Directing attention, energy and funds into something that will have little, if any effect on actually making people healthier - as opposed to meaningful, diet-lifestyle-environment based alternatives - is nearly as good for that business as keeping the status quo. Don't think this business hasn't realized that, and taken the appropriate side. So, the fact that, for instance, pharmaceutical companies are lining up behind organizations promoting salt hypothesis and/or salt reduction programs shouldn't be much of a surprise.

This informal alliance of policy makers and mighty, influential "interested party" profiting on the sick is probably the back bone of the salt hypothesis resiliency in face of the mountain of unfriendly research data, as well as the prime force behind salt-reduction initiatives.

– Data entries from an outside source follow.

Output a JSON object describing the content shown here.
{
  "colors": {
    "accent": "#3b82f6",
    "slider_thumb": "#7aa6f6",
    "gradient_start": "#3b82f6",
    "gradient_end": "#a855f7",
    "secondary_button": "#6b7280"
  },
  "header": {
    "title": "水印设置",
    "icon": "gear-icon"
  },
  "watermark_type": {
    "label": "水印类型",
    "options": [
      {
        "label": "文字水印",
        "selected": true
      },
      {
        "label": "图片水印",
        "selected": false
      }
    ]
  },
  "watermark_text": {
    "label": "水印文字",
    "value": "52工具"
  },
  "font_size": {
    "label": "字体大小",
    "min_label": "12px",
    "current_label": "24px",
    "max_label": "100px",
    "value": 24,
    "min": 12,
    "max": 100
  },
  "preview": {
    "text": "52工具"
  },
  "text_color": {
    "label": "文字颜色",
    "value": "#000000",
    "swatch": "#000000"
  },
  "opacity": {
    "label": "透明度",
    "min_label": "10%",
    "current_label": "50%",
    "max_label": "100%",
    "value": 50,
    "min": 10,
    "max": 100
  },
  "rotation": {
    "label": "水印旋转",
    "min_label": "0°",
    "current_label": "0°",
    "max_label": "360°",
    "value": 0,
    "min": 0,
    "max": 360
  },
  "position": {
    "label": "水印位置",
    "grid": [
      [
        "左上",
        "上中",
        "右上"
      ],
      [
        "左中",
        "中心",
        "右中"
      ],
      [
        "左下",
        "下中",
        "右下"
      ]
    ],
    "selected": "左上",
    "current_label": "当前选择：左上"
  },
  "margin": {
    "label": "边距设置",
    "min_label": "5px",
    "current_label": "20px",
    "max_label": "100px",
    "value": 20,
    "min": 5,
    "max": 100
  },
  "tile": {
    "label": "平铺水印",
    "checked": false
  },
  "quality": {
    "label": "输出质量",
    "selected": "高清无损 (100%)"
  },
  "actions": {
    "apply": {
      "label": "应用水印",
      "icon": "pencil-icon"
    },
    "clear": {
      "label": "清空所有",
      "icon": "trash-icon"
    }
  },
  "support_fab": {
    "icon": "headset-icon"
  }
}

Can this fact-deprived salt reduction scheme succeed? It might, since most of people won't go through the mountains of research data, and will simply pick the side to believe to. For most, it will be the official view. Before spending weeks on getting the actual facts, I believed it too. I even cut down somewhat on my (moderate) use of salt, "just in case". After becoming familiar with research record, I know that

quality of a diet and lifestyle is much more important than
a few grams of salt more or less in it.

As for making salt intake reduction part of the public health policy, it needs to answer two simple questions:

 1  - Is it the best way of achieving desired goal, and

 2  - Is it safe?

The answers are just as plain and simple: no, it is not the best way, and we don't know if it is safe. Salt intake reduction, even if accomplished as planned - and that is a big "if" - doesn't even come close to all the benefits of a healthful diet and lifestyle. That cannot be overemphasized, and shouldn't have been sidetracked in the salt intake reduction programs promotion.

Based on available evidence, even magnesium and potassium alone, added to processed foods, would be more effective and safer alternative.

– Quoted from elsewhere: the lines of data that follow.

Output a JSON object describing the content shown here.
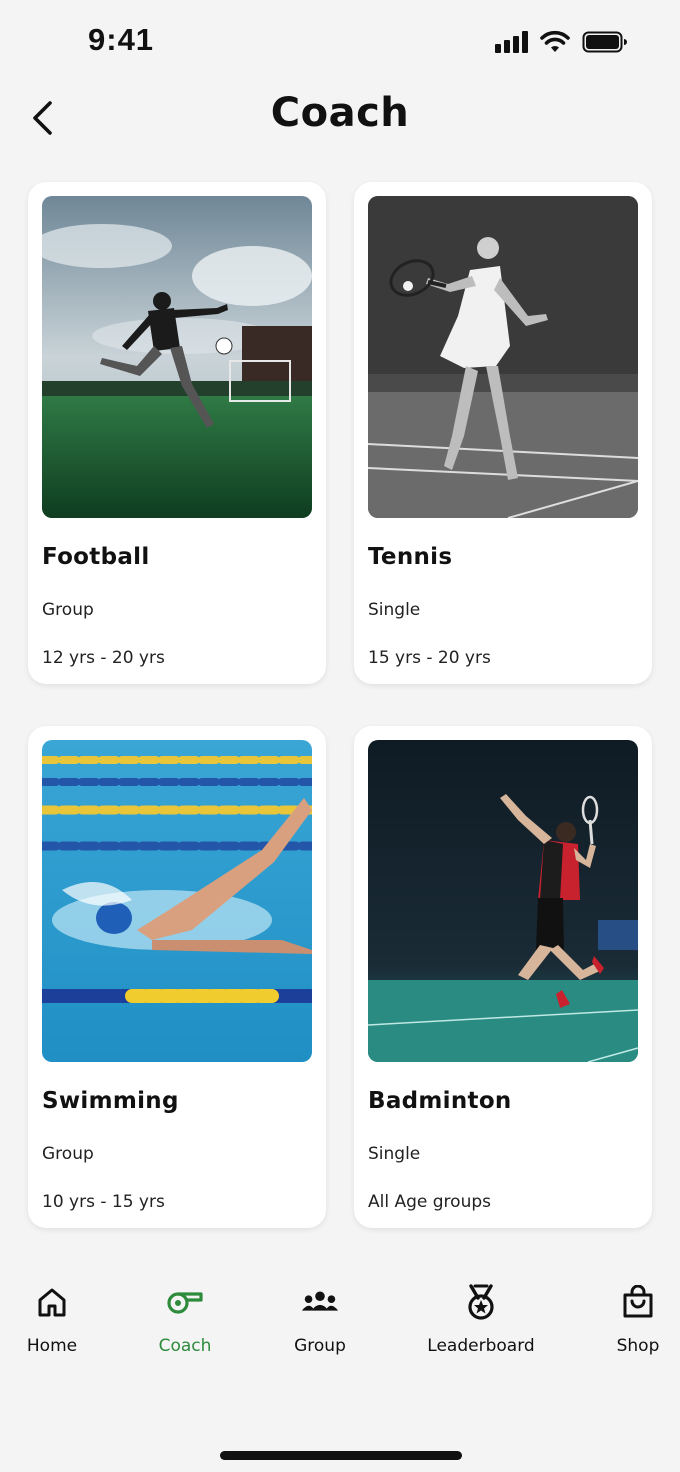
{
  "status_bar": {
    "time": "9:41"
  },
  "header": {
    "title": "Coach"
  },
  "cards": [
    {
      "title": "Football",
      "type": "Group",
      "age": "12 yrs - 20 yrs",
      "image": "football-player-kicking-ball"
    },
    {
      "title": "Tennis",
      "type": "Single",
      "age": "15 yrs - 20 yrs",
      "image": "tennis-player-forehand"
    },
    {
      "title": "Swimming",
      "type": "Group",
      "age": "10 yrs - 15 yrs",
      "image": "swimmer-freestyle-pool"
    },
    {
      "title": "Badminton",
      "type": "Single",
      "age": "All Age groups",
      "image": "badminton-player-jump-smash"
    }
  ],
  "nav": {
    "items": [
      {
        "label": "Home",
        "icon": "home-icon"
      },
      {
        "label": "Coach",
        "icon": "whistle-icon",
        "active": true
      },
      {
        "label": "Group",
        "icon": "group-icon"
      },
      {
        "label": "Leaderboard",
        "icon": "medal-icon"
      },
      {
        "label": "Shop",
        "icon": "shopping-bag-icon"
      }
    ]
  },
  "colors": {
    "accent": "#2e8b3c",
    "background": "#f4f4f4",
    "card": "#ffffff",
    "text": "#111111"
  }
}
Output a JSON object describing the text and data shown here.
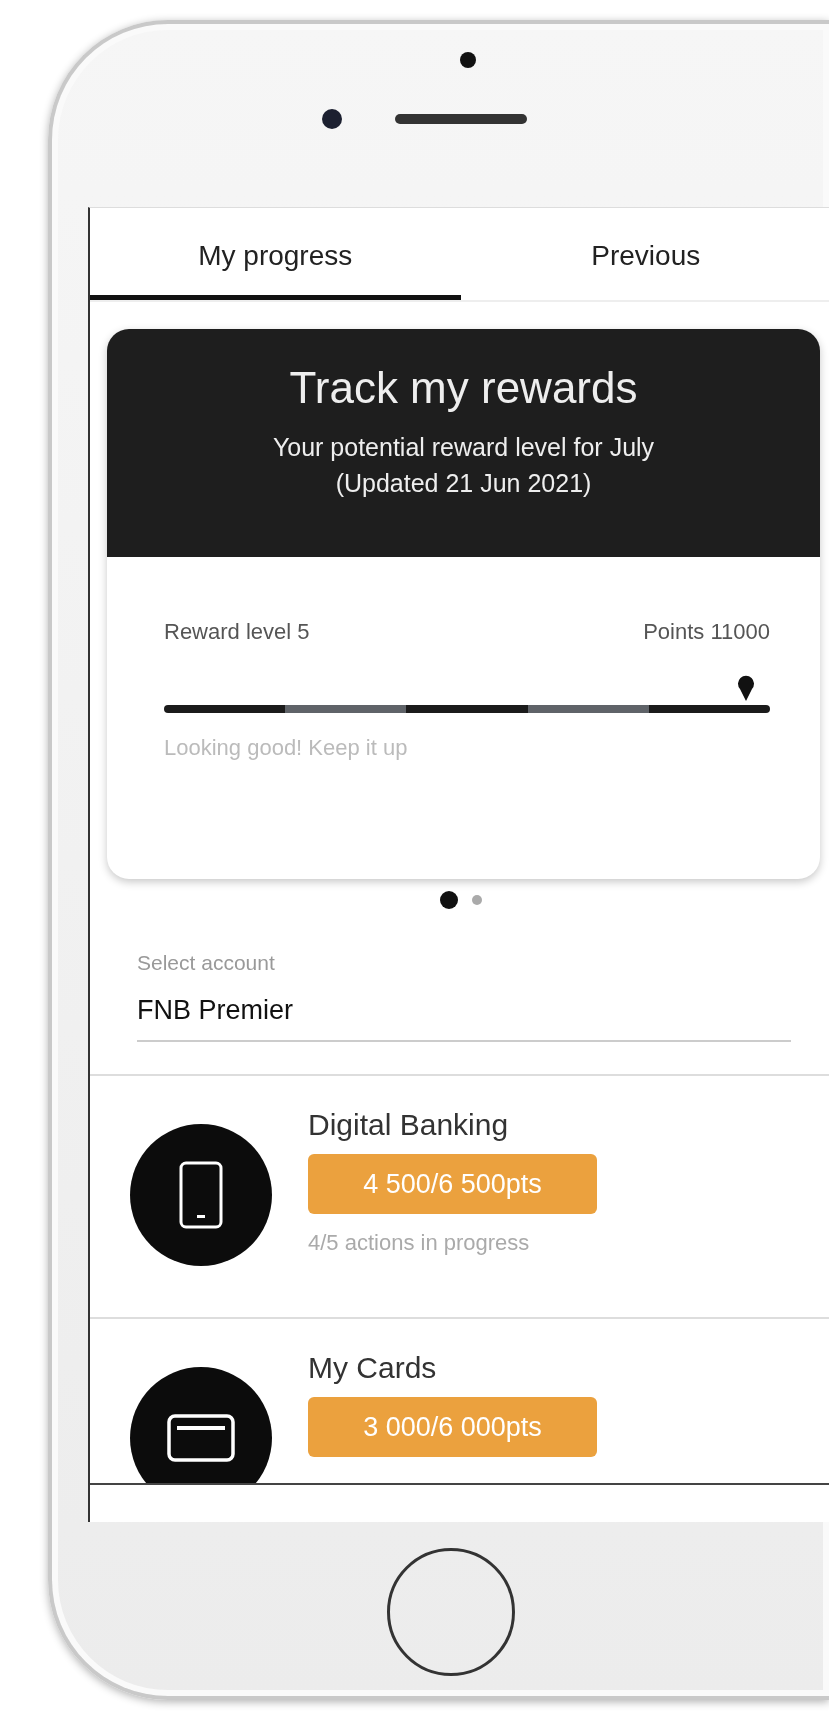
{
  "tabs": [
    {
      "label": "My progress",
      "selected": true
    },
    {
      "label": "Previous",
      "selected": false
    }
  ],
  "reward_card": {
    "title": "Track my rewards",
    "subtitle": "Your potential reward level for July",
    "updated": "(Updated 21 Jun 2021)",
    "level_label": "Reward level 5",
    "points_label": "Points 11000",
    "progress": {
      "level": 0.96
    },
    "message": "Looking good! Keep it up"
  },
  "pager": [
    {
      "selected": true
    },
    {
      "selected": false
    }
  ],
  "account": {
    "label": "Select account",
    "value": "FNB Premier"
  },
  "categories": [
    {
      "kind": "phone",
      "title": "Digital Banking",
      "points": "4 500/6 500pts",
      "status": "4/5 actions in progress"
    },
    {
      "kind": "card",
      "title": "My Cards",
      "points": "3 000/6 000pts"
    }
  ]
}
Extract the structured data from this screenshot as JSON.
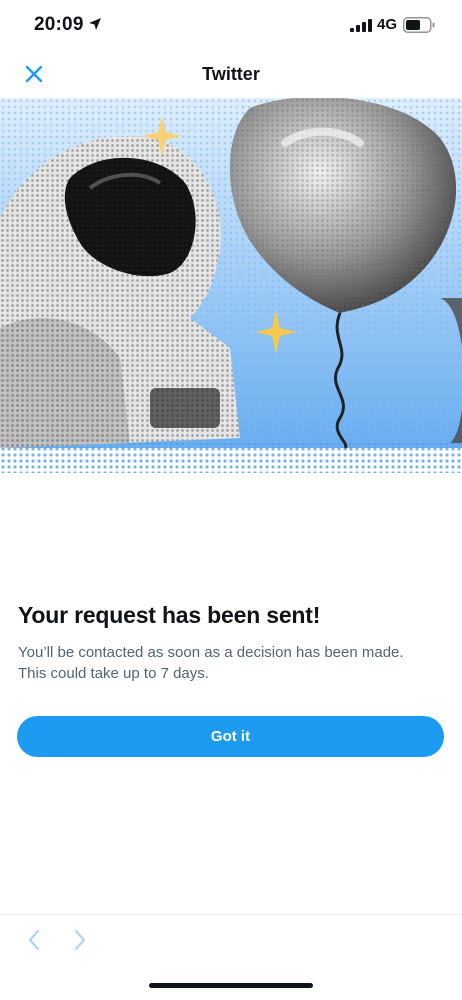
{
  "status_bar": {
    "time": "20:09",
    "network": "4G",
    "icons": [
      "location-arrow-icon",
      "signal-icon",
      "battery-icon"
    ]
  },
  "nav": {
    "title": "Twitter",
    "close_icon": "close-icon"
  },
  "hero": {
    "description_icons": [
      "astronaut-illustration",
      "balloon-illustration",
      "sparkle-icon"
    ]
  },
  "message": {
    "headline": "Your request has been sent!",
    "body_line1": "You’ll be contacted as soon as a decision has been made.",
    "body_line2": "This could take up to 7 days."
  },
  "actions": {
    "got_it_label": "Got it"
  },
  "toolbar": {
    "back_icon": "chevron-left-icon",
    "forward_icon": "chevron-right-icon"
  },
  "colors": {
    "accent": "#1d9bf0",
    "text_primary": "#0f1419",
    "text_secondary": "#536471",
    "toolbar_icon": "#a9d4f5"
  }
}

 Talking about the big "if", there is a serious discrepancy between FSA (Food Standards Agency, U.K.) claims of 9.5% reduction in the population salt intake, based on the reduction in processed foods salt content, and direct measurements in 13 public surveys (the last being the National Diet and Nutrition Survey in 2008, more details in Can Dietary Sodium Intake Be Modified by Public Policy?, McCarron et al, 2009), indicating no appreciable change in U.K. sodium consumption.

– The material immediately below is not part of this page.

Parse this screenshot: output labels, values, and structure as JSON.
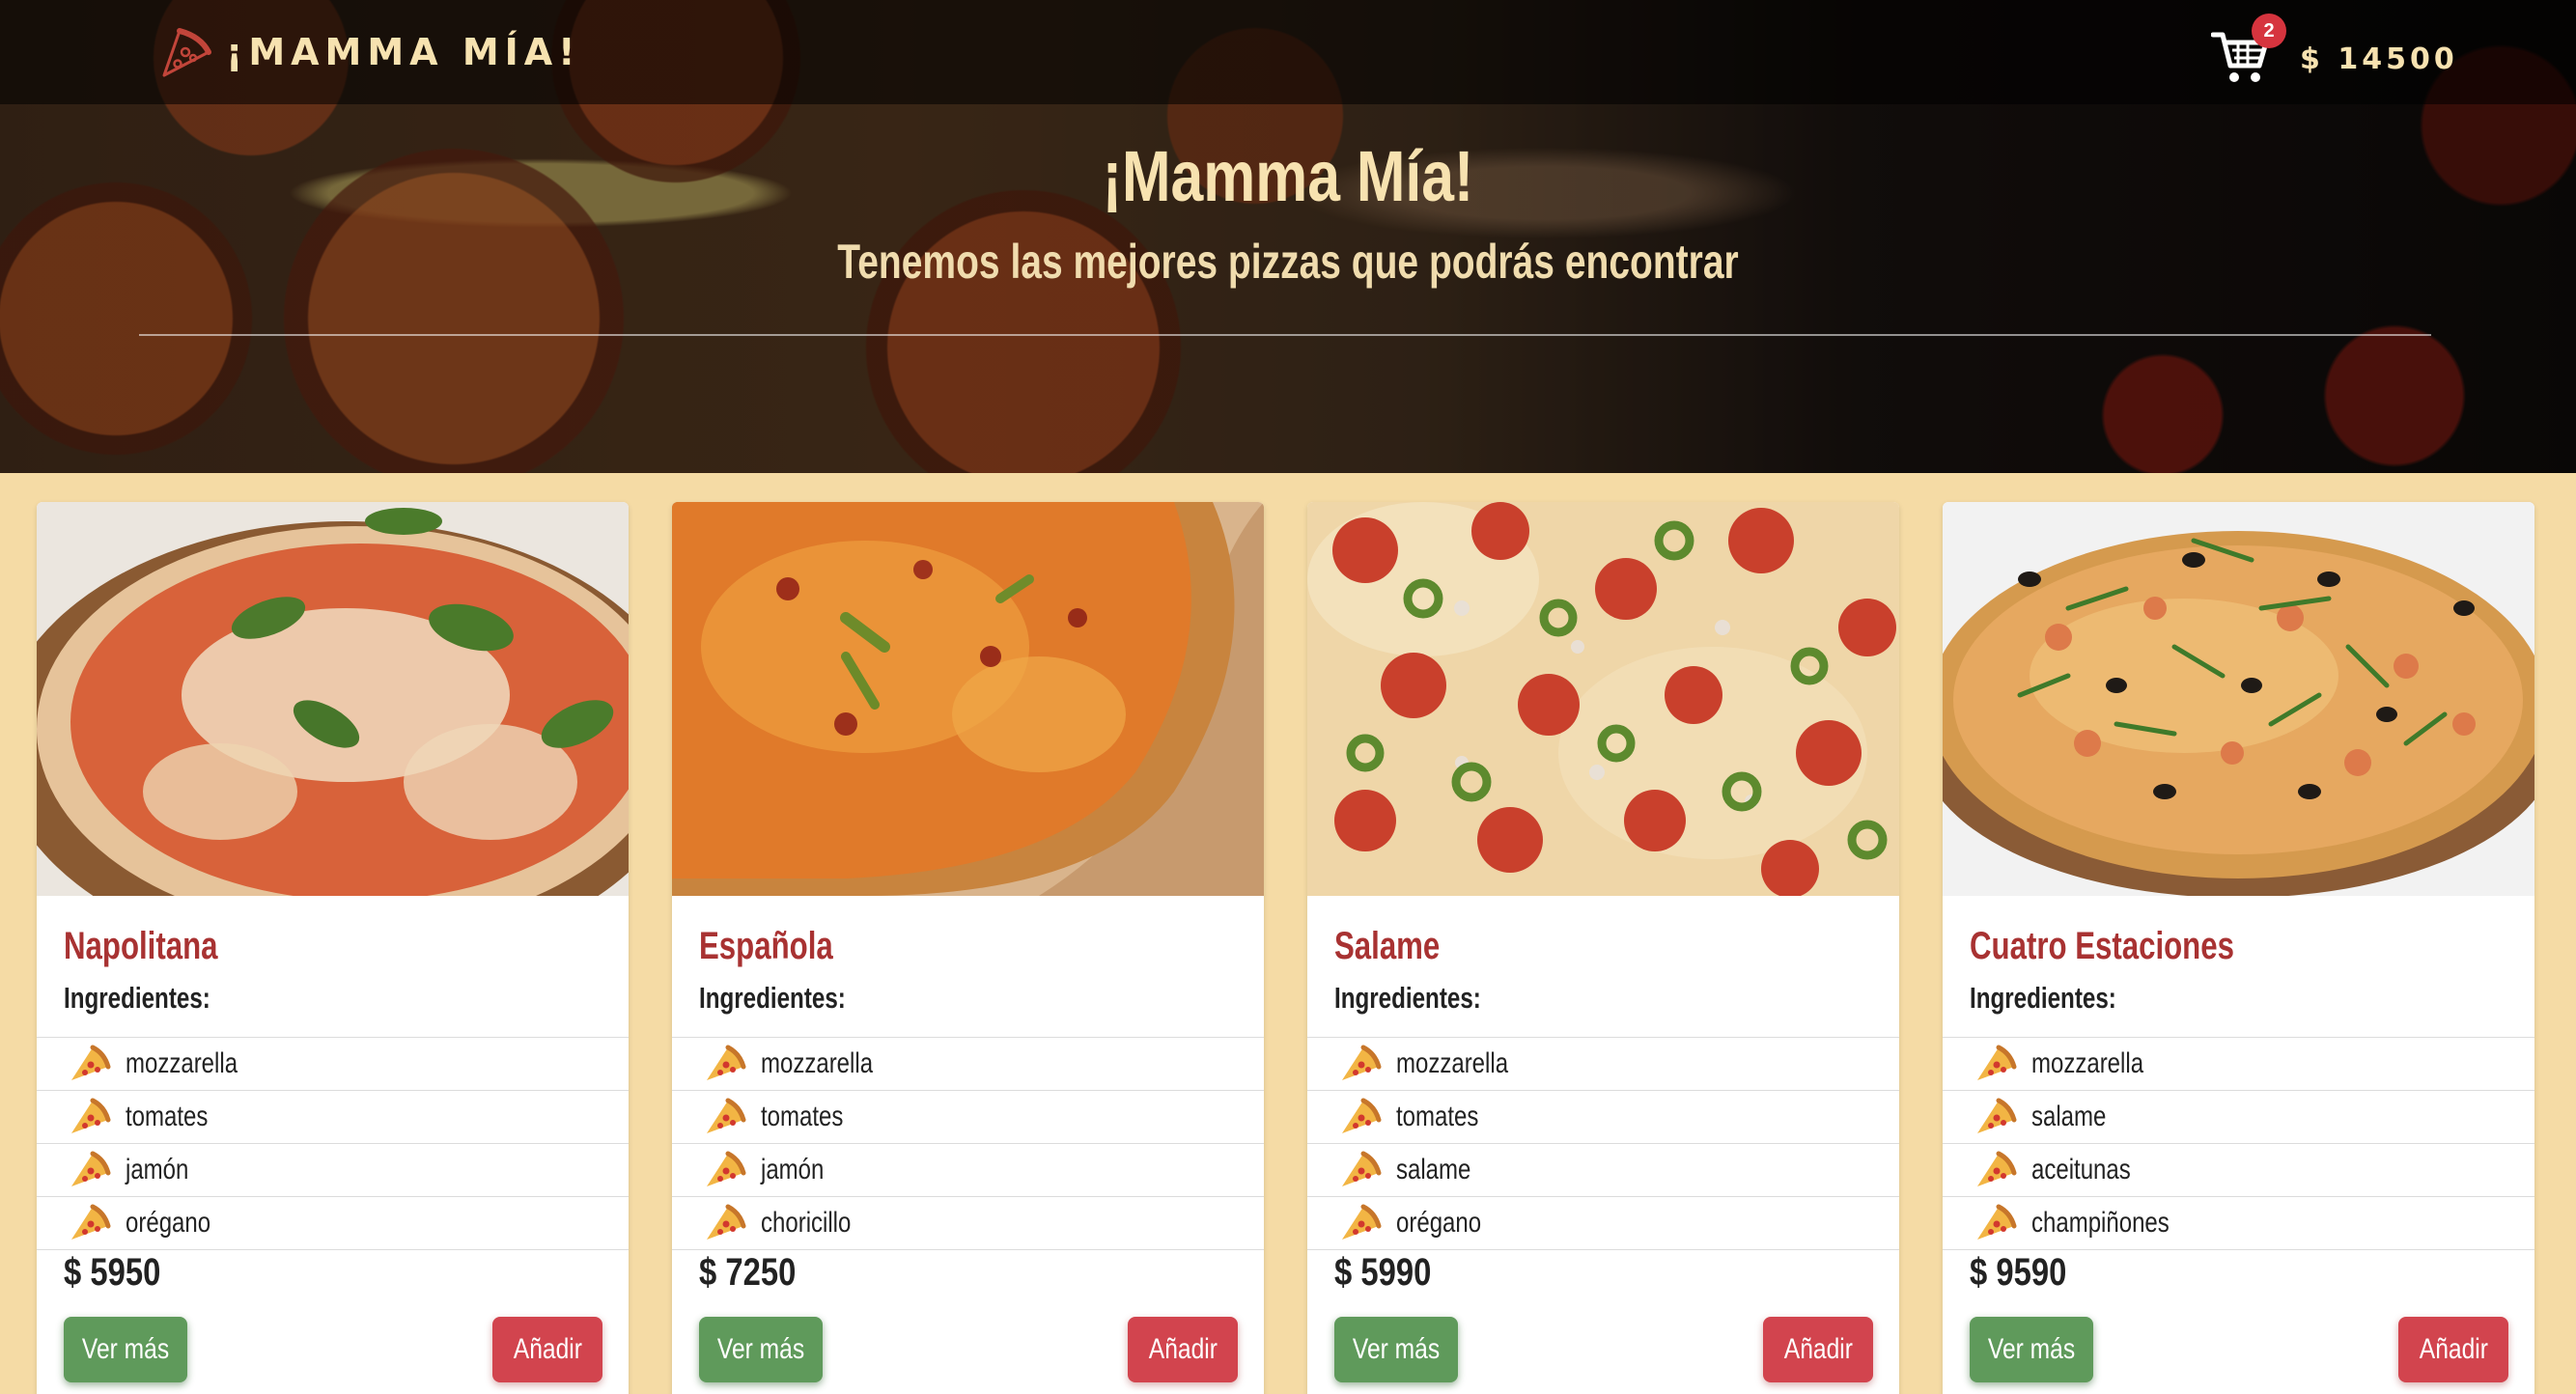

Any takers? Seems that the U.K. population has found the way to compensate for salt taken away by its clever health bureaucrats. And that may have been for the better: the fact is that we still know so little about the role of salt in the body, in general and more so individually, that any attempt to externally modify its intake for the entire population

amounts to a reckless adventure.

That only adds to the advantages of the alternative: making processed foods more nutritious, as mentioned at the top, particularly with respect to magnesium and potassium. Such limited-scope public health policy would be safe, and certainly more effective than attempts on sodium intake reduction.

Between knowing that salt intake reduction at the level of population nearly certainly won't work in lowering hypertension rates and CVD toll, and not knowing how safe it is, there is not much going for this officially touted "solution".